Kasia i Leszek mają nadzieję, że pozwolę im zamieszkać w mieszkaniu, które teraz wynajmujemy z mężem. Ale ja nie chcę tego robić. Jest ku temu ważny powód.
Obecnie mój mąż, mój syn i ja mieszkamy w jednopokojowym mieszkaniu. Mamy też jednopokojowe mieszkanie, za które niedawno spłaciliśmy z mężem kredyt hipoteczny.
Kupiliśmy to jednopokojowe mieszkanie, aby móc je wynajmować i normalnie żyć na emeryturze.

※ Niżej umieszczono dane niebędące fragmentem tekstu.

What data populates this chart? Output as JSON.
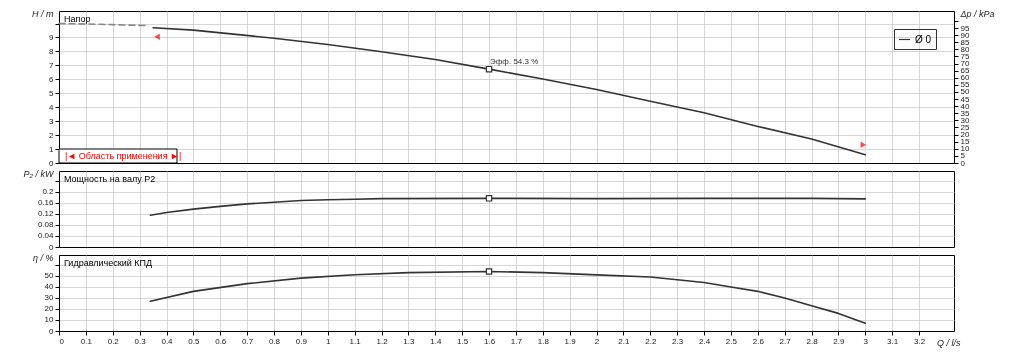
{
  "chart_data": [
    {
      "type": "line",
      "ylabel": "H / m",
      "y2label": "Δp / kPa",
      "xlim": [
        0,
        3.33
      ],
      "xticks": [
        0,
        0.1,
        0.2,
        0.3,
        0.4,
        0.5,
        0.6,
        0.7,
        0.8,
        0.9,
        1,
        1.1,
        1.2,
        1.3,
        1.4,
        1.5,
        1.6,
        1.7,
        1.8,
        1.9,
        2,
        2.1,
        2.2,
        2.3,
        2.4,
        2.5,
        2.6,
        2.7,
        2.8,
        2.9,
        3,
        3.1,
        3.2
      ],
      "ylim": [
        0,
        10.9
      ],
      "yticks": [
        0,
        1,
        2,
        3,
        4,
        5,
        6,
        7,
        8,
        9,
        {
          "value": 10,
          "label": null
        }
      ],
      "y2lim": [
        0,
        107
      ],
      "y2ticks": [
        0,
        5,
        10,
        15,
        20,
        25,
        30,
        35,
        40,
        45,
        50,
        55,
        60,
        65,
        70,
        75,
        80,
        85,
        90,
        95,
        {
          "value": 100,
          "label": null
        }
      ],
      "grid": true,
      "legend": "top right",
      "tick_labels": "y",
      "annotations": [
        "Напор",
        "|◄ Область применения ►|",
        {
          "text": "Эфф. 54.3 %",
          "x": 1.6,
          "y": 6.73
        }
      ],
      "series": [
        {
          "color": "#888888",
          "line_style": "dashed",
          "x": [
            0,
            0.1,
            0.2,
            0.33
          ],
          "values": [
            10.0,
            9.97,
            9.92,
            9.85
          ]
        },
        {
          "name": "Ø 0",
          "color": "#333333",
          "x": [
            0.35,
            0.5,
            0.8,
            1.0,
            1.2,
            1.4,
            1.6,
            1.8,
            2.0,
            2.2,
            2.4,
            2.6,
            2.8,
            3.0
          ],
          "values": [
            9.7,
            9.53,
            8.95,
            8.5,
            7.98,
            7.42,
            6.73,
            6.02,
            5.27,
            4.43,
            3.6,
            2.62,
            1.72,
            0.59
          ]
        },
        {
          "type": "scatter",
          "marker": "square",
          "color": "#333333",
          "x": [
            1.6
          ],
          "values": [
            6.73
          ]
        }
      ]
    },
    {
      "type": "line",
      "ylabel": "P₂ / kW",
      "xlim": [
        0,
        3.33
      ],
      "xticks": [
        0,
        0.1,
        0.2,
        0.3,
        0.4,
        0.5,
        0.6,
        0.7,
        0.8,
        0.9,
        1,
        1.1,
        1.2,
        1.3,
        1.4,
        1.5,
        1.6,
        1.7,
        1.8,
        1.9,
        2,
        2.1,
        2.2,
        2.3,
        2.4,
        2.5,
        2.6,
        2.7,
        2.8,
        2.9,
        3,
        3.1,
        3.2
      ],
      "ylim": [
        0,
        0.275
      ],
      "yticks": [
        0,
        0.04,
        0.08,
        0.12,
        0.16,
        0.2,
        {
          "value": 0.24,
          "label": null
        }
      ],
      "grid": true,
      "tick_labels": "y",
      "annotations": [
        "Мощность на валу P2"
      ],
      "series": [
        {
          "color": "#333333",
          "x": [
            0.34,
            0.4,
            0.5,
            0.6,
            0.7,
            0.8,
            0.9,
            1.0,
            1.1,
            1.2,
            1.6,
            2.0,
            2.4,
            2.8,
            3.0
          ],
          "values": [
            0.115,
            0.125,
            0.137,
            0.147,
            0.156,
            0.162,
            0.168,
            0.171,
            0.173,
            0.175,
            0.176,
            0.175,
            0.176,
            0.176,
            0.174
          ]
        },
        {
          "type": "scatter",
          "marker": "square",
          "color": "#333333",
          "x": [
            1.6
          ],
          "values": [
            0.176
          ]
        }
      ]
    },
    {
      "type": "line",
      "ylabel": "η / %",
      "xlabel": "Q / l/s",
      "xlim": [
        0,
        3.33
      ],
      "xticks": [
        0,
        0.1,
        0.2,
        0.3,
        0.4,
        0.5,
        0.6,
        0.7,
        0.8,
        0.9,
        1,
        1.1,
        1.2,
        1.3,
        1.4,
        1.5,
        1.6,
        1.7,
        1.8,
        1.9,
        2,
        2.1,
        2.2,
        2.3,
        2.4,
        2.5,
        2.6,
        2.7,
        2.8,
        2.9,
        3,
        3.1,
        3.2
      ],
      "ylim": [
        0,
        69
      ],
      "yticks": [
        0,
        10,
        20,
        30,
        40,
        50,
        {
          "value": 60,
          "label": null
        }
      ],
      "grid": true,
      "annotations": [
        "Гидравлический КПД"
      ],
      "series": [
        {
          "color": "#333333",
          "x": [
            0.34,
            0.5,
            0.7,
            0.9,
            1.1,
            1.3,
            1.6,
            1.8,
            2.0,
            2.2,
            2.4,
            2.5,
            2.6,
            2.7,
            2.8,
            2.9,
            3.0
          ],
          "values": [
            27,
            36,
            43,
            48,
            51,
            53,
            54,
            53,
            51,
            49,
            44,
            40,
            36,
            30,
            23,
            16,
            7
          ]
        },
        {
          "type": "scatter",
          "marker": "square",
          "color": "#333333",
          "x": [
            1.6
          ],
          "values": [
            54
          ]
        }
      ]
    }
  ]
}
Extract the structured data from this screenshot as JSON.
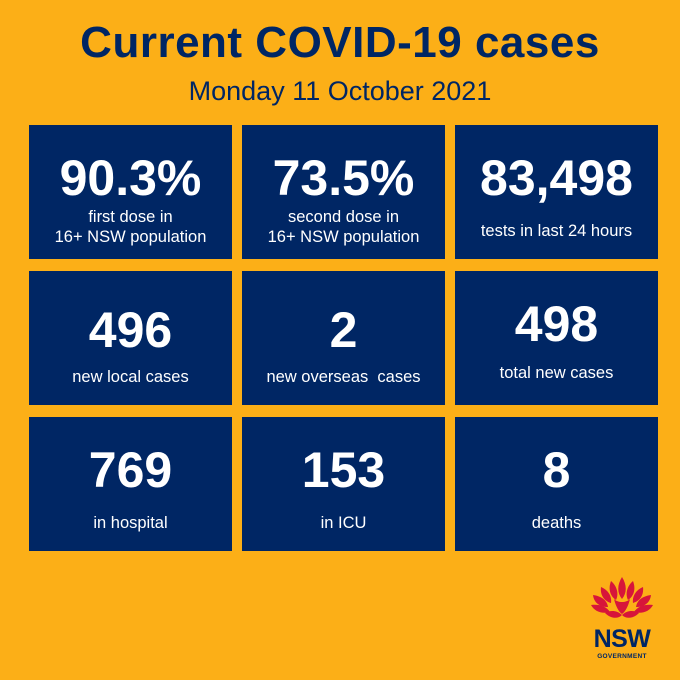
{
  "header": {
    "title": "Current COVID-19 cases",
    "date": "Monday 11 October 2021"
  },
  "colors": {
    "background": "#FCAF17",
    "card": "#002664",
    "text_dark": "#002664",
    "logo_red": "#D7153A"
  },
  "stats": [
    {
      "value": "90.3%",
      "label_line1": "first dose in",
      "label_line2": "16+ NSW population"
    },
    {
      "value": "73.5%",
      "label_line1": "second dose in",
      "label_line2": "16+ NSW population"
    },
    {
      "value": "83,498",
      "label_line1": "tests in last 24 hours",
      "label_line2": ""
    },
    {
      "value": "496",
      "label_line1": "new local cases",
      "label_line2": ""
    },
    {
      "value": "2",
      "label_line1": "new overseas  cases",
      "label_line2": ""
    },
    {
      "value": "498",
      "label_line1": "total new cases",
      "label_line2": ""
    },
    {
      "value": "769",
      "label_line1": "in hospital",
      "label_line2": ""
    },
    {
      "value": "153",
      "label_line1": "in ICU",
      "label_line2": ""
    },
    {
      "value": "8",
      "label_line1": "deaths",
      "label_line2": ""
    }
  ],
  "logo": {
    "icon": "waratah-icon",
    "name": "NSW",
    "sub": "GOVERNMENT"
  }
}
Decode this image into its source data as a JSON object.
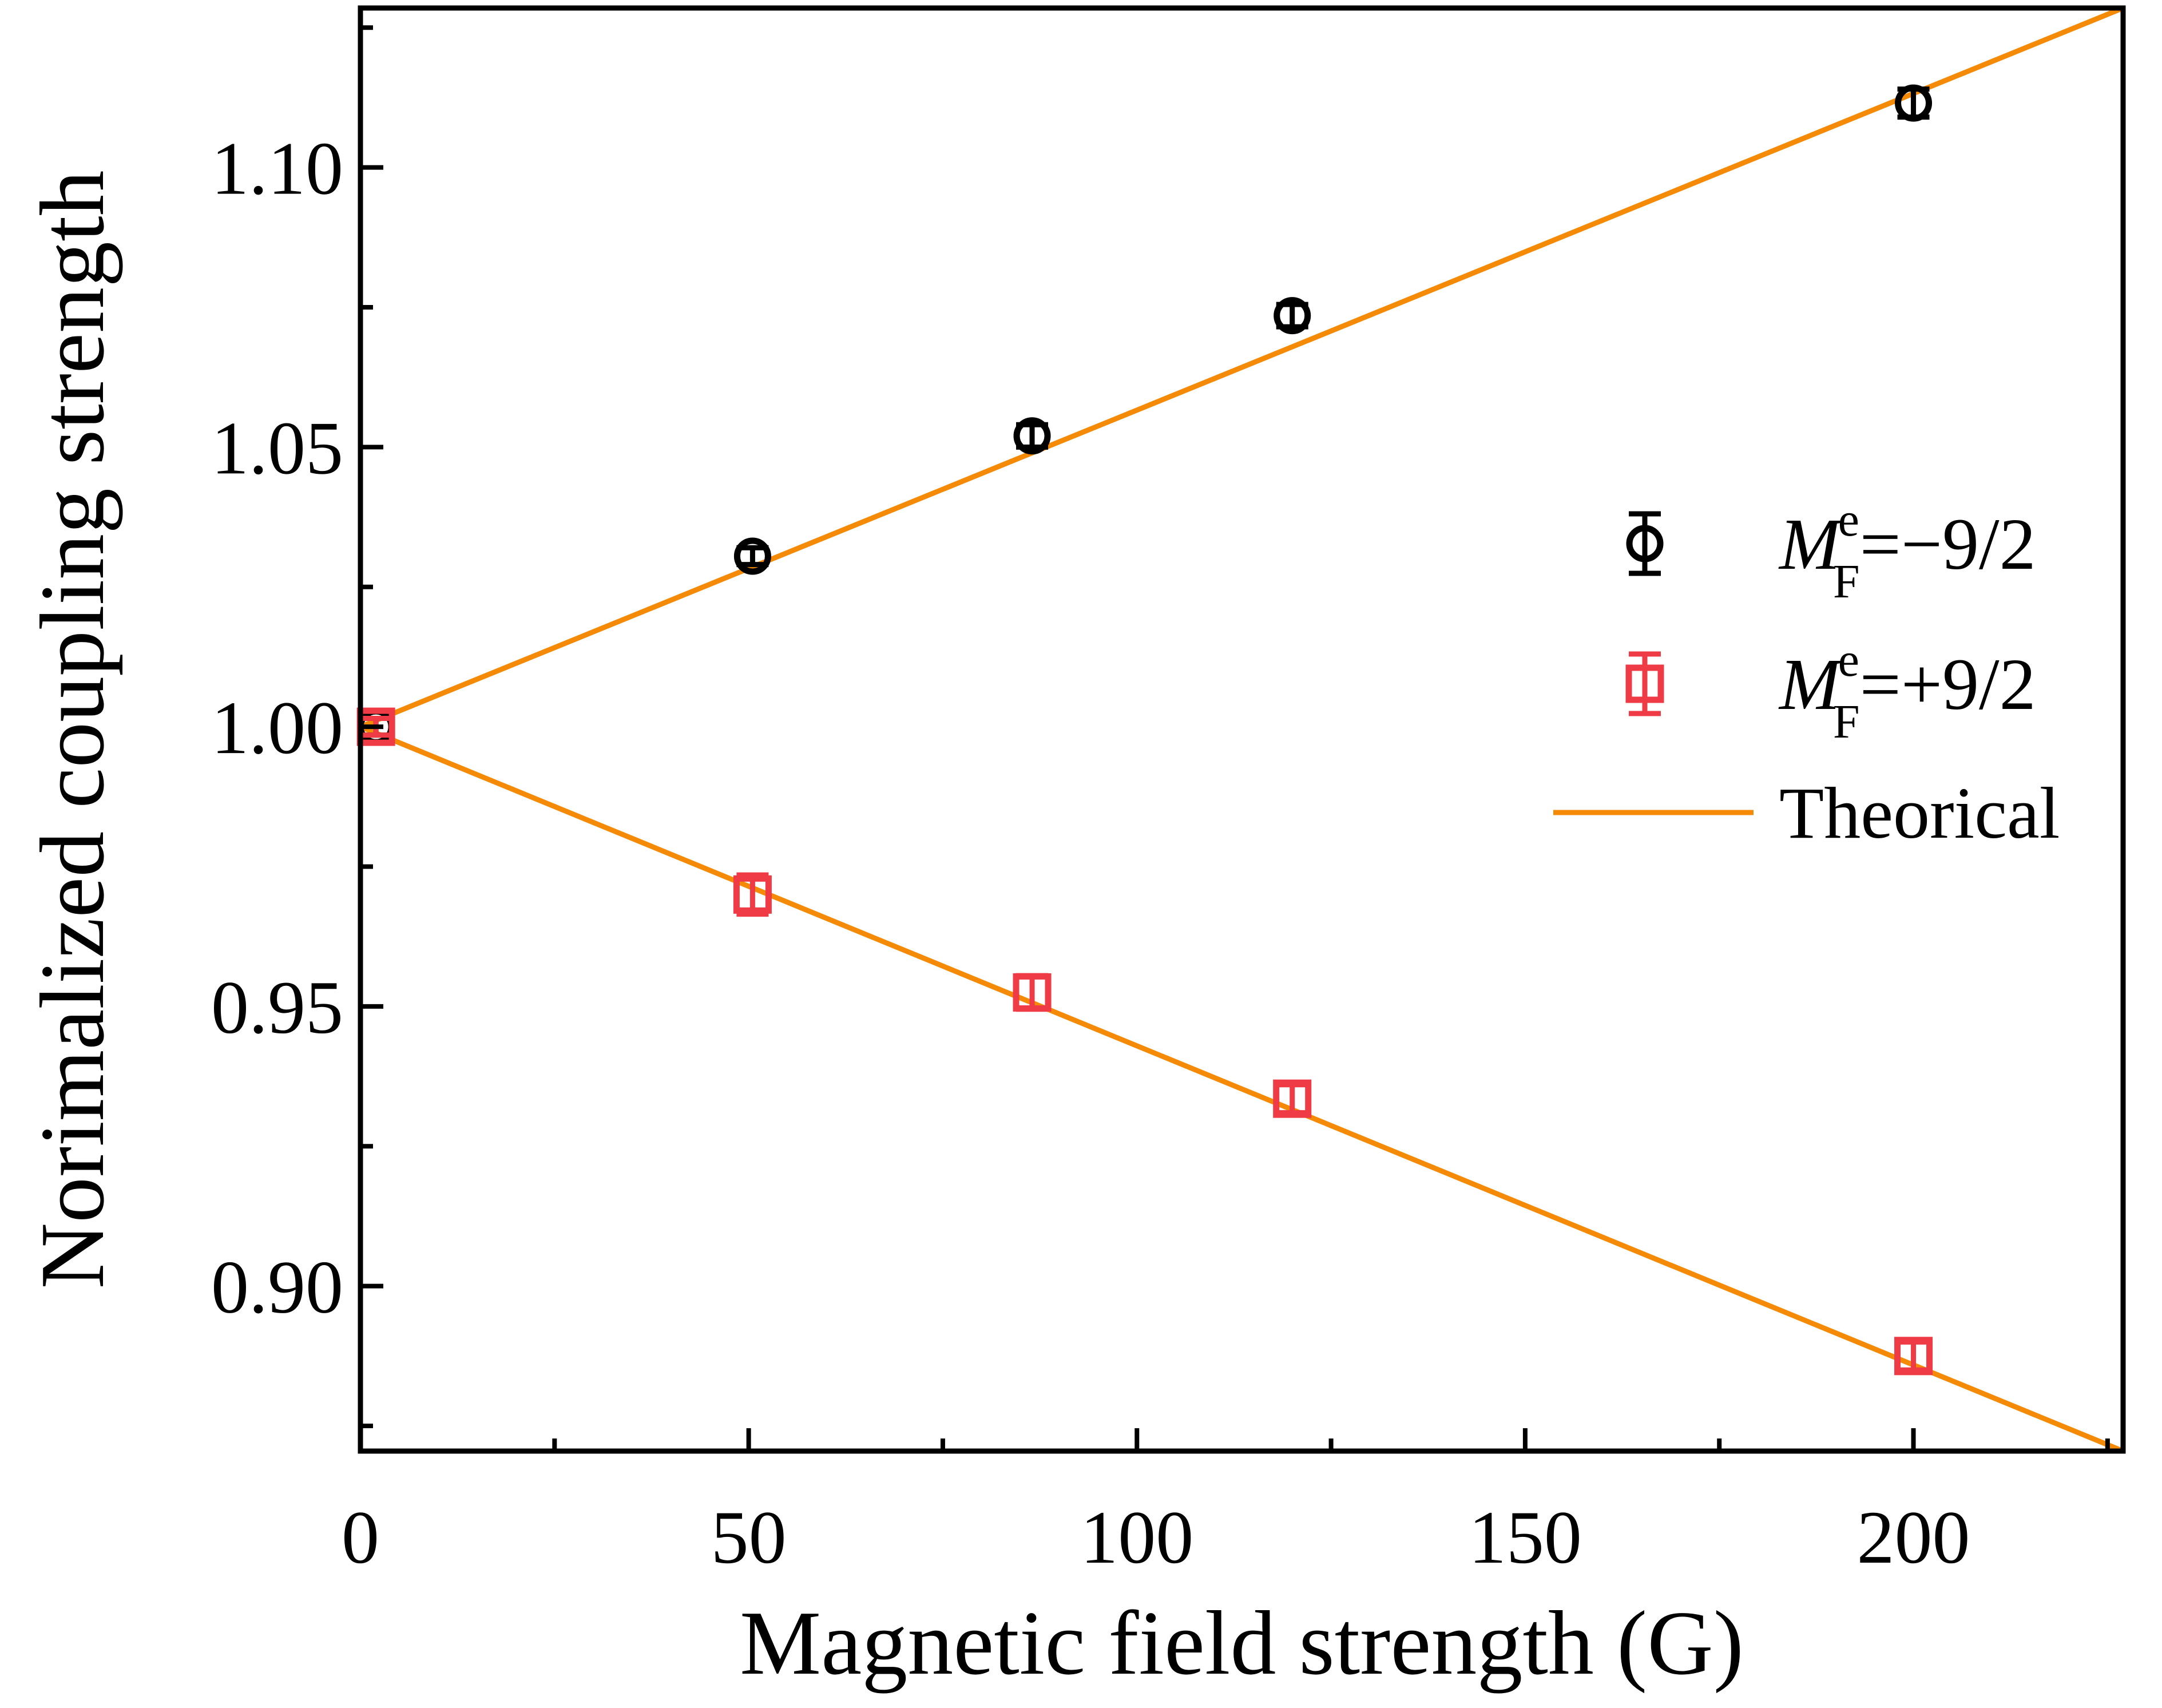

Teraz możemy obejść się bez tych pieniędzy, ale chcemy normalnie żyć z mężem na emeryturze.
Leszek i Kasia chcą, żebyśmy pozwolili im mieszkać w tym jednopokojowym mieszkaniu. Kasia mieszka w dwupokojowym mieszkaniu z rodzicami, siostrą i chorą babcią. Wszyscy czekają, aż Kasia wyjdzie za mąż, żeby mieszkanie było luźniejsze.
Rodziców Kasi nie stać na kupno mieszkania. A ja nie chcę wpuszczać Leszka i Kasi do mieszkania.
Dlaczego nie? Bo wtedy nie będę mogła ich zmusić do opuszczenia mieszkania. Zwłaszcza że mają małe dziecko.
Moja przyjaciółka miała taką samą sytuację. Wpuściła córkę i zięcia do mieszkania, które wynajmowała.
Wkrótce urodziły im się dzieci i nie planują się wyprowadzić. Chociaż Teresa ostrzegła ich, że wynajmuje im mieszkanie tymczasowo.
Nie chcę powtórzyć błędu mojej przyjaciółki. Nie będę mogła wyrzucić mojego syna i jego żony, jeśli będą mieli dziecko, jeśli pozwolę im mieszkać w mieszkaniu, które teraz wynajmujemy z mężem.
Boję się też, że Leszek i Kasia w ogóle nie będą sobie zawracać głowy, będą żyć we własnej przyjemności i nie pomyślą o kupnie własnego lokum, jeśli pozwolę im mieszkać w tym mieszkaniu.
A ja i mój mąż, kiedy przejdziemy na emeryturę, będziemy zmuszeni żyć za grosze. Nie chcę tego!
Niech młodzi wynajmą mieszkanie i spróbują zaoszczędzić pieniądze na zakup własnego lokum. Mój mąż i ja poradziliśmy sobie z tym, więc nasz syn i jego żona zrobią to samo.